Gestire una crescita che nel 2024 ha generato 11,1 trilioni di dollari, creando circa 348 milioni di posti di lavoro, con l’obiettivo di raggiungere l’11,4% del Pil mondiale entro il 2034. È la sfida che i principali leader del settore turistico globale si preparano ad affrontare nel 25° Global Summit Wttc, in programma dal 28 al 30 settembre all’Auditorium Parco della Musica a Roma. Sarà presente il presidente eletto, Manfredi Lefebvre d’Ovidio.
Assente invece, per motivi di salute, la ceo Julia Simpson. Gloria Guevara, già presidente e ceo del Wttc, è stata così nominata ceo ad interim, incarico che ricoprirà fino al termine del Global Summit.
L’appuntamento capitolino diventa l’epicentro delle decisioni strategiche, mentre si dibatte di temi quali sostenibilità, gestione adeguata dei flussi e necessità di nuove strategie di leadership. Solo in Italia, nel periodo giugno-settembre, si stima un giro d’affari di 14,7 miliardi di euro.
Organizzato in collaborazione con il ministero del Turismo, Enit Spa, il Comune di Roma e la Regione Lazio, l’evento affronterà il tema “La Grande Bellezza (del Viaggio)”, ponendo l’Italia non solo come destinazione ma come modello di esperienza turistica sostenibile e innovativa.
È un momento cruciale, ha sottolineato il ministro del Turismo, Daniela Santanchè: «Il settore turistico sta vivendo una trasformazione epocale che richiede una nuova leadership capace di bilanciare crescita economica e sostenibilità. In questa fase di mutamento è necessario essere ancora più vicini alle imprese e agli operatori del settore favorendo dialogo e sinergie che questo evento intende rafforzare».

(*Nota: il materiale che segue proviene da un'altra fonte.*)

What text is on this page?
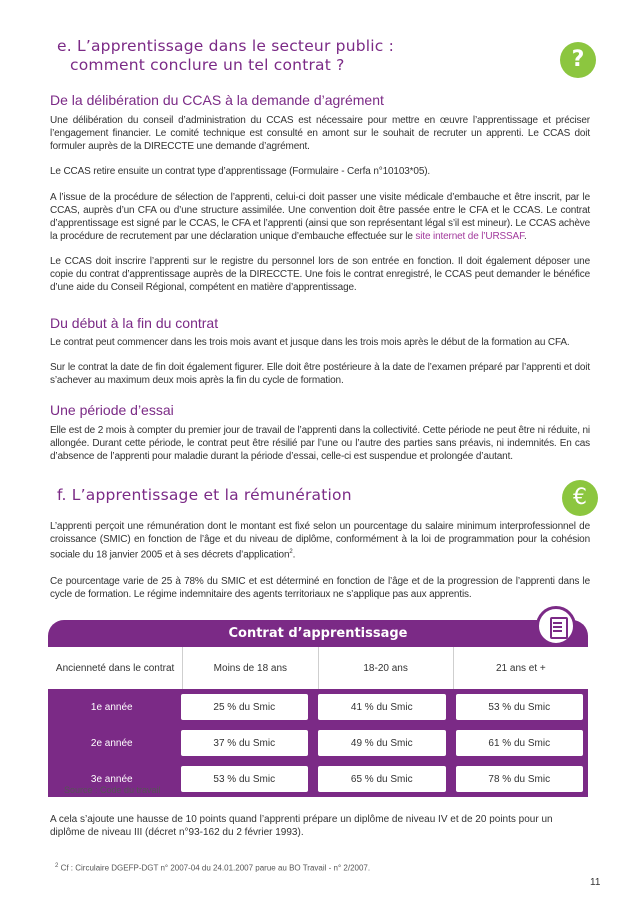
e. L’apprentissage dans le secteur public :
comment conclure un tel contrat ?	?
De la délibération du CCAS à la demande d’agrément
Une délibération du conseil d’administration du CCAS est nécessaire pour mettre en œuvre l’apprentissage et préciser l’engagement financier. Le comité technique est consulté en amont sur le souhait de recruter un apprenti. Le CCAS doit formuler auprès de la DIRECCTE une demande d’agrément.
Le CCAS retire ensuite un contrat type d’apprentissage (Formulaire - Cerfa n°10103*05).
A l’issue de la procédure de sélection de l’apprenti, celui-ci doit passer une visite médicale d’embauche et être inscrit, par le CCAS, auprès d’un CFA ou d’une structure assimilée. Une convention doit être passée entre le CFA et le CCAS. Le contrat d’apprentissage est signé par le CCAS, le CFA et l’apprenti (ainsi que son représentant légal s’il est mineur). Le CCAS achève la procédure de recrutement par une déclaration unique d’embauche effectuée sur le site internet de l’URSSAF.
Le CCAS doit inscrire l’apprenti sur le registre du personnel lors de son entrée en fonction. Il doit également déposer une copie du contrat d’apprentissage auprès de la DIRECCTE. Une fois le contrat enregistré, le CCAS peut demander le bénéfice d’une aide du Conseil Régional, compétent en matière d’apprentissage.
Du début à la fin du contrat
Le contrat peut commencer dans les trois mois avant et jusque dans les trois mois après le début de la formation au CFA.
Sur le contrat la date de fin doit également figurer. Elle doit être postérieure à la date de l’examen préparé par l’apprenti et doit s’achever au maximum deux mois après la fin du cycle de formation.
Une période d’essai
Elle est de 2 mois à compter du premier jour de travail de l’apprenti dans la collectivité. Cette période ne peut être ni réduite, ni allongée. Durant cette période, le contrat peut être résilié par l’une ou l’autre des parties sans préavis, ni indemnités. En cas d’absence de l’apprenti pour maladie durant la période d’essai, celle-ci est suspendue et prolongée d’autant.
f. L’apprentissage et la rémunération	€
L’apprenti perçoit une rémunération dont le montant est fixé selon un pourcentage du salaire minimum interprofessionnel de croissance (SMIC) en fonction de l’âge et du niveau de diplôme, conformément à la loi de programmation pour la cohésion sociale du 18 janvier 2005 et à ses décrets d’application$^2$.
Ce pourcentage varie de 25 à 78% du SMIC et est déterminé en fonction de l’âge et de la progression de l’apprenti dans le cycle de formation. Le régime indemnitaire des agents territoriaux ne s’applique pas aux apprentis.
Contrat d’apprentissage
Ancienneté dans le contrat	Moins de 18 ans	18-20 ans	21 ans et +
1e année	25 % du Smic	41 % du Smic	53 % du Smic
2e année	37 % du Smic	49 % du Smic	61 % du Smic
3e année	53 % du Smic	65 % du Smic	78 % du Smic
Source : Code du travail
A cela s’ajoute une hausse de 10 points quand l’apprenti prépare un diplôme de niveau IV et de 20 points pour un diplôme de niveau III (décret n°93-162 du 2 février 1993).
$^2$ Cf : Circulaire DGEFP-DGT n° 2007-04 du 24.01.2007 parue au BO Travail - n° 2/2007.
11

«Roma – ha spiegato – rappresenta il palcoscenico ideale per questo dialogo globale, essendo un hub di patrimonio, innovazione e cultura. L’Italia è luogo ideale per mettere al centro delle politiche internazionali il turismo». Il turismo nel nostro Paese vale il 13% del Pil con un valore economico pari a 228,5 miliardi di euro, con la spesa turistica straniera prevista in crescita del +6,4%».
I TEMI DEL SUMMIT
Il summit si aprirà con il “Global Leaders’ Dialogue”, una tavola rotonda che vedrà ministri e ceo confrontarsi sulle priorità strategiche del settore. «Dalle sinergie pubblico-privato possono nascere importanti occasioni di crescita per l’intero comparto – osserva Ivana Jelinic, ad di Enit Spa – Tutti i player in gioco possono rendere il settore più attraente, competitivo con gli altri mercati, e sostenibile per tutta la filiera, valorizzando tutte le eccellenze del Made in Italy. Il turismo è un volano di sviluppo per l’intero sistema Paese, creando occupazione e trainando la nostra economia, per diversificare bisogna far conoscere le aree interne, le mete meno battute e distribuire lungo tutto il Paese i flussi turistici».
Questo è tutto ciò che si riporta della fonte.